Developed by experts worldwide, the benchmark includes exceptionally difficult questions on knowledge and reasoning—some of which even humans struggle to understand, let alone answer. Initially, the reasoning AI model DeepSeek R1 led with 9.4% correct answers. However, it was soon surpassed by OpenAI’s o3-mini, scoring 10.5%, and o3-mini-high, which achieved 13%. The latter is more powerful but operates at a slower speed. Yet the most striking result came from OpenAI’s Deep Research AI agent, which scored 26.6%, surpassing the previous leader in under ten days.

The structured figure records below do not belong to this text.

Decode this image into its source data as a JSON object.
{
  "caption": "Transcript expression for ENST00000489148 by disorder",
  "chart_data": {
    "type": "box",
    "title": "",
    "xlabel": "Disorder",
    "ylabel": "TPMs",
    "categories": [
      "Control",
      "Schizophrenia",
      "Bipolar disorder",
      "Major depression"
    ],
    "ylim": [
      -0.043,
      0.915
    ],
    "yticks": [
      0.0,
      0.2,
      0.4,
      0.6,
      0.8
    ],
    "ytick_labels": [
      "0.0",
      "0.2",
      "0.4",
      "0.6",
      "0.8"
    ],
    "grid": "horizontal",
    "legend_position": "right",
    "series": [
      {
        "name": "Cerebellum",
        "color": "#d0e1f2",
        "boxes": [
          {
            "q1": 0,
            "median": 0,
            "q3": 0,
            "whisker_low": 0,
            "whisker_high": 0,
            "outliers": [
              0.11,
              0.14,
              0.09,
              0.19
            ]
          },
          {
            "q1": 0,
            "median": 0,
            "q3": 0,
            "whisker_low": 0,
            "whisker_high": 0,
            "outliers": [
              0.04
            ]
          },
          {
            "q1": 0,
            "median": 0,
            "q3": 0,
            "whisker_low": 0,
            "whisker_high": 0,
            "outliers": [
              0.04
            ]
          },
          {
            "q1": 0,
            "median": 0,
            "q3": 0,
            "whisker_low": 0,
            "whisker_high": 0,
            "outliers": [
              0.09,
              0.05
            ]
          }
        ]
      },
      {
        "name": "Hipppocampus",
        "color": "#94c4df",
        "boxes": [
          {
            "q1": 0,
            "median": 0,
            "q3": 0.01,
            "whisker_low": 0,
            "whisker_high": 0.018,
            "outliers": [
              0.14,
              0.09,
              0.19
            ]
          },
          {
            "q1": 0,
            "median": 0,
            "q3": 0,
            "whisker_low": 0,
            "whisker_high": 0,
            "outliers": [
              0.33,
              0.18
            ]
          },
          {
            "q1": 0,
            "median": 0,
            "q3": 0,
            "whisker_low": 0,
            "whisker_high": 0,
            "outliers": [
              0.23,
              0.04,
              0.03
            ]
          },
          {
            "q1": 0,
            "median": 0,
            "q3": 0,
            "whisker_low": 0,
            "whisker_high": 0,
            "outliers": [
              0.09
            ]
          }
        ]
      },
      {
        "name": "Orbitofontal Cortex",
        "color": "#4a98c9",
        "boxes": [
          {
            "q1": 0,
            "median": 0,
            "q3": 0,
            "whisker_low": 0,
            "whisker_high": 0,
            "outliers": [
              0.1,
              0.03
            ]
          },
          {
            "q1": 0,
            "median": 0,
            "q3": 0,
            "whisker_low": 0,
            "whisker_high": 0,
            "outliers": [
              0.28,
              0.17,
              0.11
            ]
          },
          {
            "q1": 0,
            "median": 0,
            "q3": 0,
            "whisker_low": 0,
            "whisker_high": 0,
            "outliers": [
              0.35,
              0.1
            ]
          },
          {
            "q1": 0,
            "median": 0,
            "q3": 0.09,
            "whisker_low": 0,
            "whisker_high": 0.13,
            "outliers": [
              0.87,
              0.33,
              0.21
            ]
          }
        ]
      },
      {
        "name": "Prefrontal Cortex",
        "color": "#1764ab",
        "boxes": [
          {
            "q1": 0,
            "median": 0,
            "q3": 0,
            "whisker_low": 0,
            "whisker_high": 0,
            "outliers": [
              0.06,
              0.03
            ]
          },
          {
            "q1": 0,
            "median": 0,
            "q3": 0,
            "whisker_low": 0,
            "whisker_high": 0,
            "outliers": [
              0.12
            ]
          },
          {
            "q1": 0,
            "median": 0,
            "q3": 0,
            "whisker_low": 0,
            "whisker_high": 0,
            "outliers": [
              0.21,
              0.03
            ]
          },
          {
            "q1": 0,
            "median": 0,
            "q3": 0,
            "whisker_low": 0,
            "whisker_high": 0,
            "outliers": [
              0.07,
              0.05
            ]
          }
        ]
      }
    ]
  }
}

The Role of Information Search in AI Performance

The comparison is not entirely fair, as Deep Research has the capability to search for information, while traditional AI models do not, notes NIXsolutions. This feature is particularly crucial for Humanity’s Last Exam, where some questions assess knowledge rather than reasoning alone. However, AI systems are rapidly improving, raising the question of when one will achieve a perfect score.

OpenAI Deep Research is designed as a highly capable personal analyst, capable of conducting research, compiling reports, and generating answers that would take a human hours to complete. As AI continues to advance, we’ll keep you updated on new developments and improvements in these cutting-edge systems.